The study began when the visiting scholar Chih-Chiang Chen of National Yang-Ming University and Veterans General Hospital in Taiwan, arrived Los Angeles.
Chen is studying the effects of hair follicle injury and his research showed that hair injury persuaded the surrounding follicles for hair growth and plucking of hair is taken as an injury by the hair follicles.
Chen and his colleagues tested different pluck patterns and methods on the mice.
200 hair follicles were plucked from the back of the mice in different patterns; they noticed that there was no hair growth as they plucked the hair from more than 6 mm area in a low density pattern.
But when they plucked the hair from 3mm to 5mm area in high density pattern they noticed hair growth between 450 to 1300 hairs.
They noticed that when hair is plucked it secretes a distress signal to the surrounding where the surrounding hair follicle senses the signal.
Cheng-Ming Chuong, a professor of pathology at the Keck School of Medicine and principle investigator said, “By plucking hairs in the way we designed in the paper, we can make the population feel stress, then it will enter the regeneration phase all together as a population. If you just pluck one single hair, that is not enough of the distress signal.”

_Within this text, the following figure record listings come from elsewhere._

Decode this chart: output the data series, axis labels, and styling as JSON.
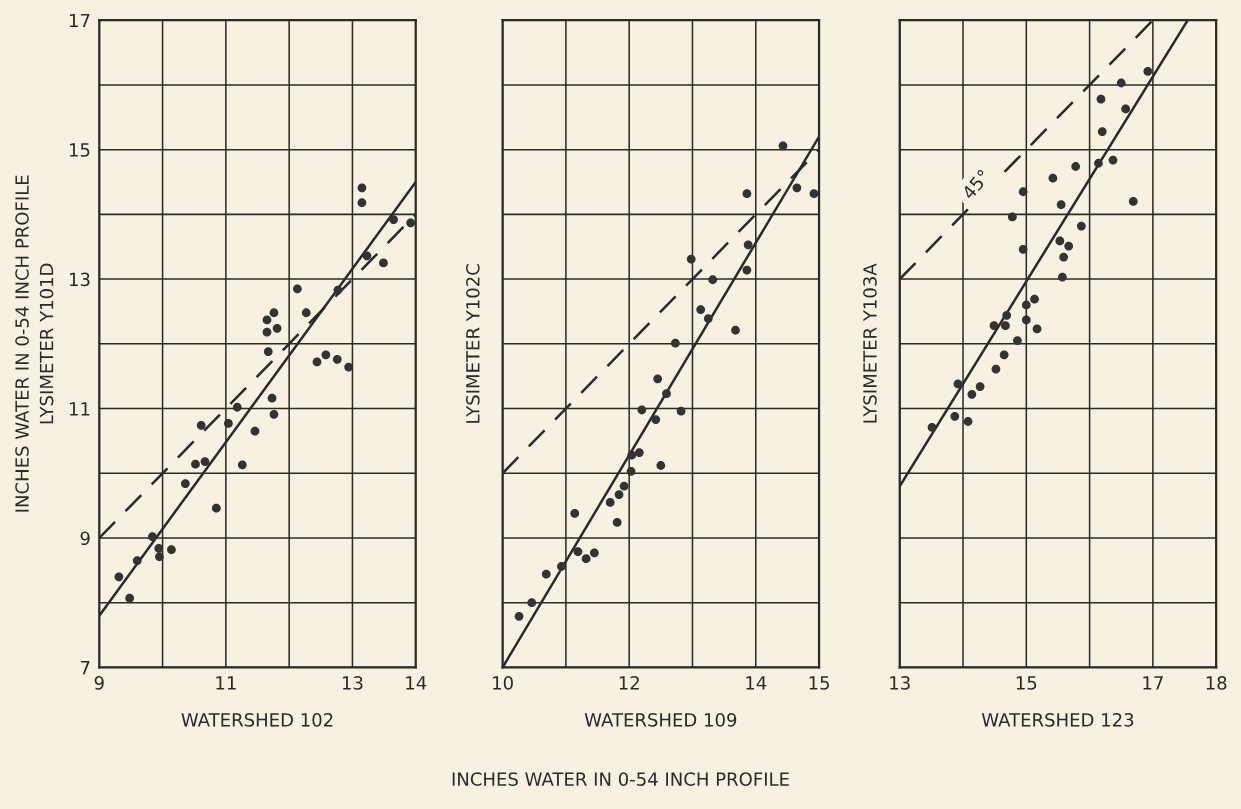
{
  "chart_data": [
    {
      "type": "scatter",
      "xlabel": "WATERSHED 102",
      "ylabel": "LYSIMETER Y101D",
      "annotations": [
        "INCHES WATER IN 0-54 INCH PROFILE"
      ],
      "xlim": [
        9,
        14
      ],
      "ylim": [
        7,
        17
      ],
      "xticks": [
        9,
        {
          "value": 10,
          "label": null
        },
        11,
        {
          "value": 12,
          "label": null
        },
        13,
        14
      ],
      "yticks": [
        7,
        {
          "value": 8,
          "label": null
        },
        9,
        {
          "value": 10,
          "label": null
        },
        11,
        {
          "value": 12,
          "label": null
        },
        13,
        {
          "value": 14,
          "label": null
        },
        15,
        {
          "value": 16,
          "label": null
        },
        17
      ],
      "grid": true,
      "legend": false,
      "series": [
        {
          "marker": "circle",
          "color": "#333333",
          "x": [
            13.15,
            13.15,
            13.65,
            13.92,
            13.23,
            13.49,
            12.77,
            12.13,
            12.27,
            11.76,
            11.65,
            11.81,
            11.65,
            11.67,
            12.44,
            12.58,
            12.76,
            12.94,
            11.73,
            11.76,
            11.18,
            11.04,
            11.46,
            10.61,
            10.67,
            10.52,
            11.26,
            10.36,
            10.85,
            9.84,
            9.94,
            10.14,
            9.95,
            9.6,
            9.31,
            9.48
          ],
          "values": [
            14.41,
            14.18,
            13.92,
            13.87,
            13.36,
            13.25,
            12.83,
            12.85,
            12.48,
            12.48,
            12.37,
            12.24,
            12.18,
            11.88,
            11.72,
            11.83,
            11.76,
            11.64,
            11.16,
            10.91,
            11.02,
            10.77,
            10.65,
            10.74,
            10.18,
            10.14,
            10.13,
            9.84,
            9.46,
            9.02,
            8.84,
            8.82,
            8.71,
            8.65,
            8.4,
            8.07
          ]
        },
        {
          "type": "line",
          "line_style": "solid",
          "color": "#2a2a2a",
          "x": [
            9,
            14
          ],
          "values": [
            7.8,
            14.5
          ]
        },
        {
          "type": "line",
          "line_style": "dashed",
          "color": "#2a2a2a",
          "x": [
            9,
            14
          ],
          "values": [
            9,
            14
          ]
        }
      ]
    },
    {
      "type": "scatter",
      "xlabel": "WATERSHED 109",
      "ylabel": "LYSIMETER Y102C",
      "annotations": [
        "INCHES WATER IN 0-54 INCH PROFILE"
      ],
      "xlim": [
        10,
        15
      ],
      "ylim": [
        7,
        17
      ],
      "xticks": [
        10,
        {
          "value": 11,
          "label": null
        },
        12,
        {
          "value": 13,
          "label": null
        },
        14,
        15
      ],
      "yticks": [
        {
          "value": 7,
          "label": null
        },
        {
          "value": 8,
          "label": null
        },
        {
          "value": 9,
          "label": null
        },
        {
          "value": 10,
          "label": null
        },
        {
          "value": 11,
          "label": null
        },
        {
          "value": 12,
          "label": null
        },
        {
          "value": 13,
          "label": null
        },
        {
          "value": 14,
          "label": null
        },
        {
          "value": 15,
          "label": null
        },
        {
          "value": 16,
          "label": null
        },
        {
          "value": 17,
          "label": null
        }
      ],
      "tick_labels": "x",
      "grid": true,
      "legend": false,
      "series": [
        {
          "marker": "circle",
          "color": "#333333",
          "x": [
            14.43,
            13.86,
            14.65,
            14.92,
            13.88,
            13.86,
            12.98,
            13.32,
            13.13,
            13.25,
            13.68,
            12.73,
            12.45,
            12.59,
            12.2,
            12.82,
            12.42,
            12.04,
            12.16,
            12.5,
            12.03,
            11.92,
            11.84,
            11.7,
            11.81,
            11.14,
            11.19,
            11.45,
            11.32,
            10.93,
            10.69,
            10.46,
            10.26
          ],
          "values": [
            15.06,
            14.32,
            14.41,
            14.32,
            13.53,
            13.14,
            13.31,
            12.99,
            12.53,
            12.39,
            12.21,
            12.01,
            11.46,
            11.23,
            10.98,
            10.96,
            10.83,
            10.28,
            10.32,
            10.12,
            10.03,
            9.8,
            9.67,
            9.55,
            9.24,
            9.38,
            8.79,
            8.77,
            8.68,
            8.56,
            8.44,
            8.0,
            7.79
          ]
        },
        {
          "type": "line",
          "line_style": "solid",
          "color": "#2a2a2a",
          "x": [
            10,
            15
          ],
          "values": [
            7.0,
            15.2
          ]
        },
        {
          "type": "line",
          "line_style": "dashed",
          "color": "#2a2a2a",
          "x": [
            10,
            15
          ],
          "values": [
            10,
            15
          ]
        }
      ]
    },
    {
      "type": "scatter",
      "xlabel": "WATERSHED 123",
      "ylabel": "LYSIMETER Y103A",
      "annotations": [
        "45°"
      ],
      "xlim": [
        13,
        18
      ],
      "ylim": [
        7,
        17
      ],
      "xticks": [
        13,
        {
          "value": 14,
          "label": null
        },
        15,
        {
          "value": 16,
          "label": null
        },
        17,
        18
      ],
      "yticks": [
        {
          "value": 7,
          "label": null
        },
        {
          "value": 8,
          "label": null
        },
        {
          "value": 9,
          "label": null
        },
        {
          "value": 10,
          "label": null
        },
        {
          "value": 11,
          "label": null
        },
        {
          "value": 12,
          "label": null
        },
        {
          "value": 13,
          "label": null
        },
        {
          "value": 14,
          "label": null
        },
        {
          "value": 15,
          "label": null
        },
        {
          "value": 16,
          "label": null
        },
        {
          "value": 17,
          "label": null
        }
      ],
      "tick_labels": "x",
      "grid": true,
      "legend": false,
      "series": [
        {
          "marker": "circle",
          "color": "#333333",
          "x": [
            16.92,
            16.5,
            16.18,
            16.57,
            16.2,
            16.14,
            16.37,
            15.78,
            15.42,
            14.95,
            15.55,
            16.69,
            14.78,
            15.87,
            15.53,
            15.67,
            14.95,
            15.59,
            15.57,
            15.13,
            15.0,
            14.69,
            15.0,
            14.49,
            14.67,
            15.17,
            14.86,
            14.65,
            14.52,
            13.92,
            14.27,
            14.14,
            13.87,
            14.08,
            13.51
          ],
          "values": [
            16.21,
            16.03,
            15.78,
            15.63,
            15.28,
            14.79,
            14.84,
            14.74,
            14.56,
            14.35,
            14.15,
            14.2,
            13.96,
            13.82,
            13.59,
            13.51,
            13.46,
            13.34,
            13.03,
            12.69,
            12.6,
            12.44,
            12.37,
            12.28,
            12.28,
            12.23,
            12.05,
            11.83,
            11.61,
            11.38,
            11.34,
            11.22,
            10.88,
            10.8,
            10.71
          ]
        },
        {
          "type": "line",
          "line_style": "solid",
          "color": "#2a2a2a",
          "x": [
            13,
            17.55
          ],
          "values": [
            9.8,
            17.0
          ]
        },
        {
          "type": "line",
          "line_style": "dashed",
          "color": "#2a2a2a",
          "x": [
            13,
            17
          ],
          "values": [
            13,
            17
          ]
        }
      ]
    }
  ]
}
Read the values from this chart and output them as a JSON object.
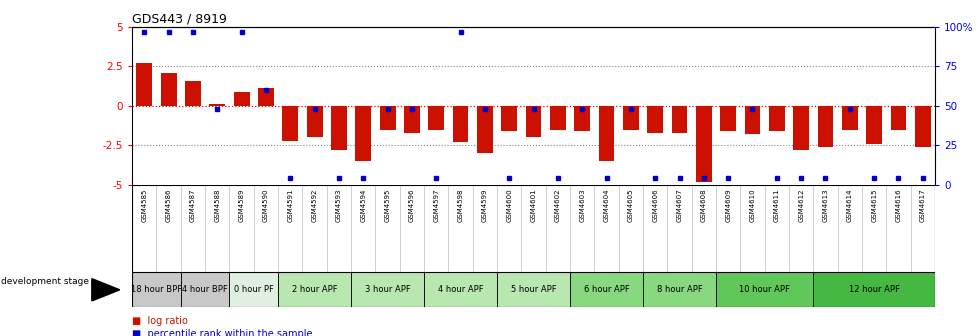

Researchers noticed that the distress signal releases inflammatory proteins which call the immune cells to the injury place and then immune cells will release signal which tell the plucked and unplucked region to grow hair.
The researchers are now planning to study the technique on humans with alopecia.
The findings are important as they can use for the treatment of alopecia but also it proves the principle of quorum sensing which could be mechanism for organ regeneration.